En cambio, lo que, creo yo, queríamos reparar quienes nos reunimos en Fuente Vaqueros es algo que atañe exclusivamente a la vida de los españoles de hoy, a nuestra existencia colectiva como nación. Porque el caso de Federico García Lorca, de su trágica e inexpiable muerte, ha sido y sigue siendo un desgarrón, una herida muy profunda y muy dolorosa, todavía sin cerrar, en la conciencia nacional española. Durante largos años, desde la muerte del poeta, desde la hecatombe colectiva de la guerra y de la posguerra, se hizo el desierto en esa conciencia. El alma del país, desgarrada, calcinada, desertizada, callaba en un silencio de desamparo y muerte. El autócrata desertizador y sus ejecutantes aplicaban a rajatabla una estrategia, diríamos, de «alma quemada», para que no volviera a crecer la hierba en los predios espirituales de España. Inmenso, largo, devastador desierto cuyas consecuencias estamos pagando todavía. La conciencia nacional española aún no se ha recuperado de esos largos años de desolación, de las mutilaciones y las heridas sufridas.

Una de esas heridas sin cerrar en nuestra conciencia de españoles es el asesinato de Lorca. ¡Todavía hoy, casi medio siglo después! Y, sin embargo, no se trata de ninguna fatalidad, de nada irreparable. Y porque lo sabíamos, y queríamos iniciar la reparación necesaria y bienhechora, nos reunimos esos cuantos miles de españoles en Fuente Vaqueros, un hermoso día de junio bajo los espléndidos cielos del poeta. La herida ha comenzado a cerrarse. Sólo comenzado. Los reunidos representábamos una parte de la conciencia nacional; no la representábamos toda. Y es menester que un día, lo antes posible, la nación toda se disponga a cancelar esa herida. Porque es el país entero el que debe reivindicar como propio lo que a él entero pertenece. Sí, no debemos dudar en proclamarlo: Federico pertenece a todos los españoles, incluidos aquellos que todavía hoy, inexplicablemente, irracionalmente, dificilísimamente, le siguen odiando (¿puede haber algo más difícil que odiar a un ser tan luminoso como el poeta granadino?).

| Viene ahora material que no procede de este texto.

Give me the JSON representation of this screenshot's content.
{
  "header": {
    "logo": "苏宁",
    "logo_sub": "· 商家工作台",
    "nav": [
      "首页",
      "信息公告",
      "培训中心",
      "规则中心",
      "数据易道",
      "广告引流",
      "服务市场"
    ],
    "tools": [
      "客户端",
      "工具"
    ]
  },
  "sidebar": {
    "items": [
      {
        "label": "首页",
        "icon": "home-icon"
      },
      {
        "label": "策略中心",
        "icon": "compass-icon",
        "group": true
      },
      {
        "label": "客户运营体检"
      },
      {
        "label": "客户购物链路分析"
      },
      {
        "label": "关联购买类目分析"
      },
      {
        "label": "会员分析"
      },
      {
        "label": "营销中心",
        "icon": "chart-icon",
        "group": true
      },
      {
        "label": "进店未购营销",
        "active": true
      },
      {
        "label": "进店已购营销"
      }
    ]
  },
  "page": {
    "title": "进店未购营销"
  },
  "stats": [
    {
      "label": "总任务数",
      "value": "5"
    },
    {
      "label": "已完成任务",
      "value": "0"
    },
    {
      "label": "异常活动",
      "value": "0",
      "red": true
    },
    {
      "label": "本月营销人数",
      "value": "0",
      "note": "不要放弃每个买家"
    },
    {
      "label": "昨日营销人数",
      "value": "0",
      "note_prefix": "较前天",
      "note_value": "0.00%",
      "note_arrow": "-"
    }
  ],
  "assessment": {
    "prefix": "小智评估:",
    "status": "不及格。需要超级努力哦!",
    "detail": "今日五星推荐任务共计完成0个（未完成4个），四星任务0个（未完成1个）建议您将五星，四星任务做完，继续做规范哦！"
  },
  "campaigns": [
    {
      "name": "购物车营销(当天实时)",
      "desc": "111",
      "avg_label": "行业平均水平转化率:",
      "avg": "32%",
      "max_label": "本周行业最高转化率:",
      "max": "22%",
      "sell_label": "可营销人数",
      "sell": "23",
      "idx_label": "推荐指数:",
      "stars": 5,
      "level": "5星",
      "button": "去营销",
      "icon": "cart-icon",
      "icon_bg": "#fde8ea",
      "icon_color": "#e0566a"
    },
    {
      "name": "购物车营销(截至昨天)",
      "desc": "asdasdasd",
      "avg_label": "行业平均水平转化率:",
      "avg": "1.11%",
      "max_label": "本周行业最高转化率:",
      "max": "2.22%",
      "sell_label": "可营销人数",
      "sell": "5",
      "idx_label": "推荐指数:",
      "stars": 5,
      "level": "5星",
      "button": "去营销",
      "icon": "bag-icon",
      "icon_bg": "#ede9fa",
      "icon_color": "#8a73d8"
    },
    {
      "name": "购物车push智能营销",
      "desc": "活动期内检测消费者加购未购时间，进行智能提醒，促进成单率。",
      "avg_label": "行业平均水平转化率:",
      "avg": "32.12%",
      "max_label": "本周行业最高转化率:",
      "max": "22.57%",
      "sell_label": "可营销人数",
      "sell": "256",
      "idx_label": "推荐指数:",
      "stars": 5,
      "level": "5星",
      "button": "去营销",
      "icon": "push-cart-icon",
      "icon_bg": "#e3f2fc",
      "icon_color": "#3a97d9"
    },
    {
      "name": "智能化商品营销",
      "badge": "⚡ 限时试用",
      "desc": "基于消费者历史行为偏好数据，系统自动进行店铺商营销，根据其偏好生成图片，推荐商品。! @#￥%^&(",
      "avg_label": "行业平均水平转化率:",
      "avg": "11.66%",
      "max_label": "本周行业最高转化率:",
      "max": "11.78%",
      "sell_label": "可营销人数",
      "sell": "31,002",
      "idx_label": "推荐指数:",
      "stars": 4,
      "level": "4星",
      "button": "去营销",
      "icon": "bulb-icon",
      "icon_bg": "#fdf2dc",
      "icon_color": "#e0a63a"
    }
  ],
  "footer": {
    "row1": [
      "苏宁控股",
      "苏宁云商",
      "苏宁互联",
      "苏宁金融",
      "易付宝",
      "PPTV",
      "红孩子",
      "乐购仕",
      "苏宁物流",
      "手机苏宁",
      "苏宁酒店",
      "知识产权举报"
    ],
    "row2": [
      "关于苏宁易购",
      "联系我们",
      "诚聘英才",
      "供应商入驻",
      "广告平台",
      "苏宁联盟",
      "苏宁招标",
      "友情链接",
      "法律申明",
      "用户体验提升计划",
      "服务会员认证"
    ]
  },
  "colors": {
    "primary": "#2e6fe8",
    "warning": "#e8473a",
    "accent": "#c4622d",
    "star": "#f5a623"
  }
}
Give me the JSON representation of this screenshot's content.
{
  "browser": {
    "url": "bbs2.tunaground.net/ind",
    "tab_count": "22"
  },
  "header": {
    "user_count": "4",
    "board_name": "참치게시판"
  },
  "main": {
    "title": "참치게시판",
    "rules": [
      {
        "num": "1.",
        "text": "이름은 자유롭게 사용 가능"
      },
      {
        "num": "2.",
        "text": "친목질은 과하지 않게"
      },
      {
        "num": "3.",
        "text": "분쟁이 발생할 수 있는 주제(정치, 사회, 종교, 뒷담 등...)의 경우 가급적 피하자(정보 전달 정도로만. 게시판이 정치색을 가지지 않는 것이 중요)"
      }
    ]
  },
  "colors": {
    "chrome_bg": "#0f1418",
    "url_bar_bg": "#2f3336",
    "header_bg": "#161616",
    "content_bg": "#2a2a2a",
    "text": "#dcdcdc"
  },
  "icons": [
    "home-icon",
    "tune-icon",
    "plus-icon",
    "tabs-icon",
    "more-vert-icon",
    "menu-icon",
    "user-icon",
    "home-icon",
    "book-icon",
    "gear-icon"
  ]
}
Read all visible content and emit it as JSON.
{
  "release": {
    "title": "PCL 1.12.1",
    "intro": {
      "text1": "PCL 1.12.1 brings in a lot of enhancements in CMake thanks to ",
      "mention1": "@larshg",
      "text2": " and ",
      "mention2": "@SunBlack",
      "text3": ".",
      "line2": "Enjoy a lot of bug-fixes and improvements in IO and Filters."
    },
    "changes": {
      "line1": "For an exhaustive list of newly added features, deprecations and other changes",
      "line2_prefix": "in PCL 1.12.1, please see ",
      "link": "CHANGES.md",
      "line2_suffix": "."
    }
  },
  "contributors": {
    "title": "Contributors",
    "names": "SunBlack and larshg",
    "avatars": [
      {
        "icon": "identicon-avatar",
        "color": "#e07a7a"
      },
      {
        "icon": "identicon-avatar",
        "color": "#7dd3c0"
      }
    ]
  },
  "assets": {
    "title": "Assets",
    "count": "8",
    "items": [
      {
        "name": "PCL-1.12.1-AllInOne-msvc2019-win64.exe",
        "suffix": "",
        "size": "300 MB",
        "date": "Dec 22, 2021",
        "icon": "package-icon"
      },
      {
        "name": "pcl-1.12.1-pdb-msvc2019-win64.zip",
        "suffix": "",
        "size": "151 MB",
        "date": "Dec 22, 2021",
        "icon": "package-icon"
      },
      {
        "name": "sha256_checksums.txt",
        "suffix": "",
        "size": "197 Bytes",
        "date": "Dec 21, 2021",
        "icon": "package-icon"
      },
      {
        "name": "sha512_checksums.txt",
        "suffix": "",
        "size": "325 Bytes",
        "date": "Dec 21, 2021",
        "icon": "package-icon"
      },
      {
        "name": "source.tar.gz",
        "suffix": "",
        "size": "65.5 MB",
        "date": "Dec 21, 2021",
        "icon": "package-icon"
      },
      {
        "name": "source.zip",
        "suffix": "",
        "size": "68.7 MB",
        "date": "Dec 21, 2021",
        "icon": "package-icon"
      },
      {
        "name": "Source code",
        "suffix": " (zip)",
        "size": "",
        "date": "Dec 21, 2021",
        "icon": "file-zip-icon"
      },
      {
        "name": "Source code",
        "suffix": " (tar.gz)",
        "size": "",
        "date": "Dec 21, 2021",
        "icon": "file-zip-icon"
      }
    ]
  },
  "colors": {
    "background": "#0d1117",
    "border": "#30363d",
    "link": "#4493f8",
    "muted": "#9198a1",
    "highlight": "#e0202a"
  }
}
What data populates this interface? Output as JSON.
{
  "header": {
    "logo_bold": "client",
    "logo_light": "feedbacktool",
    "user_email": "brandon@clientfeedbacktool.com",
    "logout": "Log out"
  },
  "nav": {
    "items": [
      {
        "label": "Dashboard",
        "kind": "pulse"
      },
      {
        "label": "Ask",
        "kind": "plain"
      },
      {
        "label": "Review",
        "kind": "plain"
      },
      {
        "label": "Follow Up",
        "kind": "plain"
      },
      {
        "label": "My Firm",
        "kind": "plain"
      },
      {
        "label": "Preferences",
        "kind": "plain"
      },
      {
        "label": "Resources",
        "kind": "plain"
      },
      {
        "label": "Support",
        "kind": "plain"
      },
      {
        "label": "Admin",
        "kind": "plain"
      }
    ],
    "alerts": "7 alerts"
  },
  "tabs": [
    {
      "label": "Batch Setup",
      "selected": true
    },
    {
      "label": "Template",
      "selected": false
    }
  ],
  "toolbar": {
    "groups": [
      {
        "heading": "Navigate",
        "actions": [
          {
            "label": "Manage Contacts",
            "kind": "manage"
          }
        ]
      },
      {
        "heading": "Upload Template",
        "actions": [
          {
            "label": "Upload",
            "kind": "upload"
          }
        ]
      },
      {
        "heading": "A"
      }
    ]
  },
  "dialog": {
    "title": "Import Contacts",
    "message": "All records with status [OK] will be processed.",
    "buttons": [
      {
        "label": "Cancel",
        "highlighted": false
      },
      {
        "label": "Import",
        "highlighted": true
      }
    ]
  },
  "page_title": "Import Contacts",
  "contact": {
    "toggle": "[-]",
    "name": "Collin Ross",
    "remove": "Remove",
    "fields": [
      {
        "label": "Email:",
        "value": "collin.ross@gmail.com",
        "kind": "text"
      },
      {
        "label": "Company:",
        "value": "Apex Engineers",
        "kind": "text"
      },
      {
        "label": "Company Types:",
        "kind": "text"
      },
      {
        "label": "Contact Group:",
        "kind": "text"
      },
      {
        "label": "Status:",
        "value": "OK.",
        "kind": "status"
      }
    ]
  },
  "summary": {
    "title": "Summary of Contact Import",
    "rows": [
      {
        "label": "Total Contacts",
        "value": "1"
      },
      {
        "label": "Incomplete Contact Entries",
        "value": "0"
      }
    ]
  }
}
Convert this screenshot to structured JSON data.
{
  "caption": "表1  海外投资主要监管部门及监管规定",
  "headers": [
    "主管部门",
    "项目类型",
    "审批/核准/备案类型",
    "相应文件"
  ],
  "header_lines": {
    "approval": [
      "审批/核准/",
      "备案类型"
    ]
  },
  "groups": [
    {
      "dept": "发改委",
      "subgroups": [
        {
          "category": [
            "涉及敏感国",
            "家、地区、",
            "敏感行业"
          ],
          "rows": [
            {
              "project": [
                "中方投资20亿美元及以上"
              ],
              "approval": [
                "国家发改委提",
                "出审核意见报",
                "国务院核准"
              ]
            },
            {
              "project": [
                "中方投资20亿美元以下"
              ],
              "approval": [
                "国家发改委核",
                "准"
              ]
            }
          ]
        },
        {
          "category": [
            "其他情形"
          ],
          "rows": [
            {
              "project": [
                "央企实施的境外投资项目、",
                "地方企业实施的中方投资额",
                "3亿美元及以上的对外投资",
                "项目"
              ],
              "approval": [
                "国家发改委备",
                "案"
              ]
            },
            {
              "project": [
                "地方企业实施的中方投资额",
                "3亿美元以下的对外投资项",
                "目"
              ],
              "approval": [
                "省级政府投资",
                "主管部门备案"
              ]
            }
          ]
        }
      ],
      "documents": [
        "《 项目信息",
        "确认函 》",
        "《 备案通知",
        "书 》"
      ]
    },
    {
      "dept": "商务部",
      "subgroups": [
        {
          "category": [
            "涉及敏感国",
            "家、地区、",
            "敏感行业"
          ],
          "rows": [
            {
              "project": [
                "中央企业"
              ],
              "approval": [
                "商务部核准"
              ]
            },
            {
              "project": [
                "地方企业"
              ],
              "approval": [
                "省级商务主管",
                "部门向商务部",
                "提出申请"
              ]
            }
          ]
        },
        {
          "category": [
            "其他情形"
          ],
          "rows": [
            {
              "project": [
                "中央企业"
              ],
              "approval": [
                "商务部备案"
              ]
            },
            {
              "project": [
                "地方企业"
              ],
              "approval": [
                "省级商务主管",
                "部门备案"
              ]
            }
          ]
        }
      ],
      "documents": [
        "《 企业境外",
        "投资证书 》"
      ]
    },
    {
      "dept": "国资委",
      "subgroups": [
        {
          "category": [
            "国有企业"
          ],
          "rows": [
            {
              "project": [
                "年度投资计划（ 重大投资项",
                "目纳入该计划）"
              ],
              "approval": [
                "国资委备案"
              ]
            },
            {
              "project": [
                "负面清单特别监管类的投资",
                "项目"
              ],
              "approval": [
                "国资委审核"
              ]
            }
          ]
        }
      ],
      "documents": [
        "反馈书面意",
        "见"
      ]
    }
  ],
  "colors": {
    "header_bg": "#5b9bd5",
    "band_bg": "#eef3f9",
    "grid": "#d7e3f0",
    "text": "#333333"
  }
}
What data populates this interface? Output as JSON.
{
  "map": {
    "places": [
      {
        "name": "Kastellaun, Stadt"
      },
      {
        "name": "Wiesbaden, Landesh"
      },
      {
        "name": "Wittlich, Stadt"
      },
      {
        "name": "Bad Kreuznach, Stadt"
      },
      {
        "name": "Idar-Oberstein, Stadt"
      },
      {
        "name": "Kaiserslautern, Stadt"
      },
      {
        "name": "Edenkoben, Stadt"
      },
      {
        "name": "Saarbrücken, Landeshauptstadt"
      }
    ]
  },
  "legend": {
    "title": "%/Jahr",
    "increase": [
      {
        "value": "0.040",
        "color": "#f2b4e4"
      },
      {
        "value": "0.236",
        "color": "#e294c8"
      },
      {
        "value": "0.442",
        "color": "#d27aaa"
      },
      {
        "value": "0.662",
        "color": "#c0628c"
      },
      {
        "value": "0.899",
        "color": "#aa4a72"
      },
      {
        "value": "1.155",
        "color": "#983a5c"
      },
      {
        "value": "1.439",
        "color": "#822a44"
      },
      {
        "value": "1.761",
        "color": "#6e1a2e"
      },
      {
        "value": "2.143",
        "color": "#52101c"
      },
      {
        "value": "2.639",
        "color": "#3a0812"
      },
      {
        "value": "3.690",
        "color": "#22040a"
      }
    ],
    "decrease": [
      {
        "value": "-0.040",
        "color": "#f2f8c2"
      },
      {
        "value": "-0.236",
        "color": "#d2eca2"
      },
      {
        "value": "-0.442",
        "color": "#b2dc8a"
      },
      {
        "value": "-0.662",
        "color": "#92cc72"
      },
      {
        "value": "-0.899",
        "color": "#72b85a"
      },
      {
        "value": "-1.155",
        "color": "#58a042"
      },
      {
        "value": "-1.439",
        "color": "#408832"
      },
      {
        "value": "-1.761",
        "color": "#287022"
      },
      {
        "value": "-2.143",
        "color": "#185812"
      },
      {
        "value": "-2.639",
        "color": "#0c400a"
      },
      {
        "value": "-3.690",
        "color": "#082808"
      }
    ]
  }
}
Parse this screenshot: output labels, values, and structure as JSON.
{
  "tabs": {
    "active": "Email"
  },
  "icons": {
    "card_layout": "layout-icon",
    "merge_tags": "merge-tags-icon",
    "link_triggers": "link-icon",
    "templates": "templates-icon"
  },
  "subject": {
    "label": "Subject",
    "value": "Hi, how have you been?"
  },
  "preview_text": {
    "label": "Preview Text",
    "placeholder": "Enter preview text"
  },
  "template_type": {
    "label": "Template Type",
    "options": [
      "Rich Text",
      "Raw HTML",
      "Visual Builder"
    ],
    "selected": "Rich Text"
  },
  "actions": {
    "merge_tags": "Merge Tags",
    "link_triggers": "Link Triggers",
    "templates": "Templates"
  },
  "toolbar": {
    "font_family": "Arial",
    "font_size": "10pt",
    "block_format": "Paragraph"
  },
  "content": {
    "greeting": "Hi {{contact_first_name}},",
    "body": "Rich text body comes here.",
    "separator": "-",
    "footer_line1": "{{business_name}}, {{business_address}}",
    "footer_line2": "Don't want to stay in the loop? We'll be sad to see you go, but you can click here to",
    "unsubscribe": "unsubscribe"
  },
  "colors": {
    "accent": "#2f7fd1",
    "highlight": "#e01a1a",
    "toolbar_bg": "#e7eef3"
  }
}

Hoy tenemos en España una Constitución democrática, unas libertades democráticas -no todas, ni todas en su plenitud-, muchas leyes necesarias para la democracia. Nos falta aún, -y ése es el inmenso vacío que nos amenaza y del que, por desgracia, suele desentenderse nuestra llamada «clase política», no sólo, ¡ay!, la que nos gobierna o malgobierna- una conciencia nacional democrática que las vivifique. El homenaje de Fuente Vaqueros quería ayudar a construir -o reconstruir- esa conciencia. Creo que no debería ser ya pedir la luna que un día no lejano quienes representen en los más altos niveles políticos la conciencia nacional española tomen la iniciativa de elevar en el fatídico barranco de Víznar un sencillo monumento donde sencillamente se diga: «A Federico García Lorca, símbolo de todas las víctimas inocentes de la guerra civil, con amor y gratitud, la nación reconciliada».